Purpose in business: From function to passion

Many businesses are born from the idea of offering a solution to a problem or need. But what of the function of 'purpose'? The two are often confused, much to the detriment of businesses scaling-up their proposition.

Purpose in business: From function to passion

Many businesses are born from the idea of offering a solution to a problem or need. But what of the function of ‘purpose’? The two are often confused, much to the detriment of businesses scaling-up their proposition. 

In the beginning, a business may define its purpose as one that is practical or perfunctory. But, for successful expansion, this tactical kind of purpose must evolve to a higher, more philosophical kind of strategy if it’s to respond effectively to changing market conditions.  

Many businesses might see ‘purpose’ as how they can do good in the world, but purpose could be a whole spectrum of things. Simply put, it’s a reason for being. For large corporates, it adds a tangible human aspect to an often soulless identity. For the mid-sized companies, it helps differentiation in a competitive and crowded marketplace. For start-ups, it gives focus and clarity to business growth.  

Purpose must move from a function to a passion in order to be distinctive. This is particularly relevant to businesses that are selling products within the consumer wellness space. Let’s take CBD ‘ a burgeoning market that is set to be worth £1bn in the UK alone by 2025 (Canex, 2020). CBD products have become increasingly popular over recent years, with the wellness benefits heavily reported. Imagine a startup in this space that has the hook of being first to market in offering a solution to balance their consumers’ mood. That might sound innovative and impressive, but a purpose built on being a market first won’t endure as more competition comes along. It becomes increasingly difficult to differentiate with this simple functional benefit. 

Furthermore, as the business expands and new ranges get added to the portfolio, it becomes difficult to align products under a single, unifying vision. What brings them together in the consumers eye especially if they offer different benefits for different needs and occasions? 

I recently spoke to an interesting new business that had combined traditional natural wool fibres with high-tech manufacturing processes, in turn producing a new kind of eco material. Their initial idea for a purpose was around sustainability; something the garment industry is crying out for, particularly in the age of disposable fashion and unethical production practices. 

This could work for initial launch, but what about in 5 years’ time when the market is flooded with sustainable solutions? There is a danger that the business could disappear in the crowd. 

This is why purpose needs to move beyond one product benefit. It must be baked in, right from the onset, in order to provide a cohesive philosophy for its reason to be. A higher purpose is, in many ways, a strategy for future-proofing a business to adapt and survive economic turbulence and market competition. So, for this sustainable material manufacturer, purpose could be recast to communicate a bigger, more enduring vision: their passion for updating traditional materials using high-tech processes that supports local farming communities will resonate more in consumer (and investors’) eyes than a simple purpose of being ‘just sustainable’. 

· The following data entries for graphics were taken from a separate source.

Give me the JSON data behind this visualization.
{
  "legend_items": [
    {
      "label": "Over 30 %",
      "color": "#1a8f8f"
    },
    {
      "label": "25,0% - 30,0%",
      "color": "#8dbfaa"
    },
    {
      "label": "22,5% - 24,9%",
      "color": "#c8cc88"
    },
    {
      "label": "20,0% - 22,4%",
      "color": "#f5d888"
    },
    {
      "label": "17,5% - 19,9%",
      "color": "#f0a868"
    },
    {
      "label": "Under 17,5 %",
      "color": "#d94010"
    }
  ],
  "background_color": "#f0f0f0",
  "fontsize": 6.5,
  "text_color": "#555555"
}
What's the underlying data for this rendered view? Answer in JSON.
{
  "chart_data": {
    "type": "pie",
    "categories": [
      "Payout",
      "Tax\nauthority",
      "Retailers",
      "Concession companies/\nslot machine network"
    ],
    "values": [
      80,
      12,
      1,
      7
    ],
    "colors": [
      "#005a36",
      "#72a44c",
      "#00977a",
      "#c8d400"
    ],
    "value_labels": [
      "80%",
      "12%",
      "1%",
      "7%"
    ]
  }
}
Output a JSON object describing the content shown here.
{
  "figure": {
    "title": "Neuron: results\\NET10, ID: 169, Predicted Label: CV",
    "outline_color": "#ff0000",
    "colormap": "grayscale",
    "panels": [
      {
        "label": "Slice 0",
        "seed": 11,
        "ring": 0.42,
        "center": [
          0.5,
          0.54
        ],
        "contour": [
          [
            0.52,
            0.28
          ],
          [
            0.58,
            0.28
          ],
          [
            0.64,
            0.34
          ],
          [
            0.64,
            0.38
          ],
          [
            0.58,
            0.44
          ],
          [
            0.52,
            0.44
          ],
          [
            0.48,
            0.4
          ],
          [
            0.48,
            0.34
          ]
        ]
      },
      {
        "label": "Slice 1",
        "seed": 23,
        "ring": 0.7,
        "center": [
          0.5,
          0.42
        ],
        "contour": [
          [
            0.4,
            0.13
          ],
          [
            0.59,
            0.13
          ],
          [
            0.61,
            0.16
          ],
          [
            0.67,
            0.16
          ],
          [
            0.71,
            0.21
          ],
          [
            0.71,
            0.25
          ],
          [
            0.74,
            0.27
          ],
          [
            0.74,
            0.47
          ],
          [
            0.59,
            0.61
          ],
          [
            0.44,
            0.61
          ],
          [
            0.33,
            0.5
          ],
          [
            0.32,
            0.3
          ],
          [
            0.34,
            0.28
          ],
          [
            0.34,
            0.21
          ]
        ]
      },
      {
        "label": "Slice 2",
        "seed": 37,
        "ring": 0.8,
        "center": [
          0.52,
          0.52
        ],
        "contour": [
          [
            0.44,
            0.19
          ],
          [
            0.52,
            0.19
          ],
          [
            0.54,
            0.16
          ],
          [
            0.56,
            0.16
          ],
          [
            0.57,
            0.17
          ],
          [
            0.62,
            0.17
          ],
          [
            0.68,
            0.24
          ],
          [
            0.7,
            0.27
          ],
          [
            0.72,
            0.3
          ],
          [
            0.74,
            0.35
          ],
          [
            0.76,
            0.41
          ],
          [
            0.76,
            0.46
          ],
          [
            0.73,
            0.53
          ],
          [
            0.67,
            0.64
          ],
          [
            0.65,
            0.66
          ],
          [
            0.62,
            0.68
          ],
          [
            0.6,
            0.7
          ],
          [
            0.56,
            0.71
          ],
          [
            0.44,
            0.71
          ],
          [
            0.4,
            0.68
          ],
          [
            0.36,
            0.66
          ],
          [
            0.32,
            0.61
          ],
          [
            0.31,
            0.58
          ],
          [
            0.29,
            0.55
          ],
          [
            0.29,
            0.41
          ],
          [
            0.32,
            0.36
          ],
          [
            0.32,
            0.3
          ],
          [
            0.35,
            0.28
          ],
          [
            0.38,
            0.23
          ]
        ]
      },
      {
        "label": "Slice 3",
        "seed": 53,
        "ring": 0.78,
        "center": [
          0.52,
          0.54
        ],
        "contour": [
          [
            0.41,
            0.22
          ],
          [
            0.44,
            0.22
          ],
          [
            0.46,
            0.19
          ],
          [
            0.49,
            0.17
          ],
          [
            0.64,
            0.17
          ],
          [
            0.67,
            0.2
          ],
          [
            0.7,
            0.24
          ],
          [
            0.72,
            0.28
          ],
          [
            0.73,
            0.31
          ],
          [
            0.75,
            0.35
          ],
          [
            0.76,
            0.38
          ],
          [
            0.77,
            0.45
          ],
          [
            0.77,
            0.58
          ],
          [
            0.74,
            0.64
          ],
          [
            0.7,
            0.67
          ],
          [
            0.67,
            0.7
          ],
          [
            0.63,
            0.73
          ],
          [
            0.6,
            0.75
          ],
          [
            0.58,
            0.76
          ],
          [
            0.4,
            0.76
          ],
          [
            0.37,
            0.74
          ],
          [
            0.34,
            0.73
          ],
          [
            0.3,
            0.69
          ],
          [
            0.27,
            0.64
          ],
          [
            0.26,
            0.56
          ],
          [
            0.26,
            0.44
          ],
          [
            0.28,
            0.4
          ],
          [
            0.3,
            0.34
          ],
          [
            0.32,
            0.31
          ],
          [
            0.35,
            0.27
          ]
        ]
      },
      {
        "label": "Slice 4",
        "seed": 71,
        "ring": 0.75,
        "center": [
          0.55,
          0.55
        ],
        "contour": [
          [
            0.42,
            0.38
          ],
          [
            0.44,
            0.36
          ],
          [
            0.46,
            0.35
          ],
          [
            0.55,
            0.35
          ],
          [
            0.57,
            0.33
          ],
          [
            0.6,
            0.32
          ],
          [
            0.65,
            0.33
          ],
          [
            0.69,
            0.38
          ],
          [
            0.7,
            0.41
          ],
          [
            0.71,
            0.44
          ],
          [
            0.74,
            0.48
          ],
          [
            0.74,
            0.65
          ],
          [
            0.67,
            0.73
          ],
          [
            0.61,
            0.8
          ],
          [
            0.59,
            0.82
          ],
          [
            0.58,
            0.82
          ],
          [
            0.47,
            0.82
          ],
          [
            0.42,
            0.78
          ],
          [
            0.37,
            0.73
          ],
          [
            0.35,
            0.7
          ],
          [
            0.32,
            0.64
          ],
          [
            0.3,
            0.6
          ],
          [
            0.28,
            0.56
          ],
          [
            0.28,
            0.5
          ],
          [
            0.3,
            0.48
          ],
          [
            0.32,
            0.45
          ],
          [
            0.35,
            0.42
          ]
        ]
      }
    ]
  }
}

For unless there is a link in the consumers mind, each new line that a business might release is like incorporating a completely new startup from scratch. Apart from the tedious practicalities that come with this, reputationally, a business may come across as confusing, disparate ‘ a jack of all trades with no specific expertise. This hardly reassures the ever more sceptic consumer. 

So how might a business navigate this issue? 

The move of purpose from a function to a passion comes from the core of branding and communication. One business that has tackled this successfully is Patagonia ‘ the outdoor wear manufacturer that famously started out making pitons. It fast became the gold standard of equipment for climbers who were reassured by the products’ efficacy and safety. Back in 60s, this purpose was enough to grow their business given there were few competitors in the US.

Whilst quality of product runs through their philosophy to this date, that purpose alone is no longer differentiating. It was the founder’s hypersensitivity to their negative impact on the natural environment they love that actually drives the business today. In turn, they have created enormous brand equity and eye-opening campaigns such as their Don’t buy this Jacket campaign, which underscores its repair and recycle proposition of used attire. Their purpose is now broader but also incredibly unifying to their business.

Clarity of purpose makes a business more efficient and effective, more compelling to investors and more focused on R&D, enabling and encouraging a business to continuously evolve and innovate. By rethinking purpose, a business may diversify its offering without diluting its meaning; that is something that becomes all the more important as consumers look towards investing in businesses that serve a bigger goal that benefits everybody.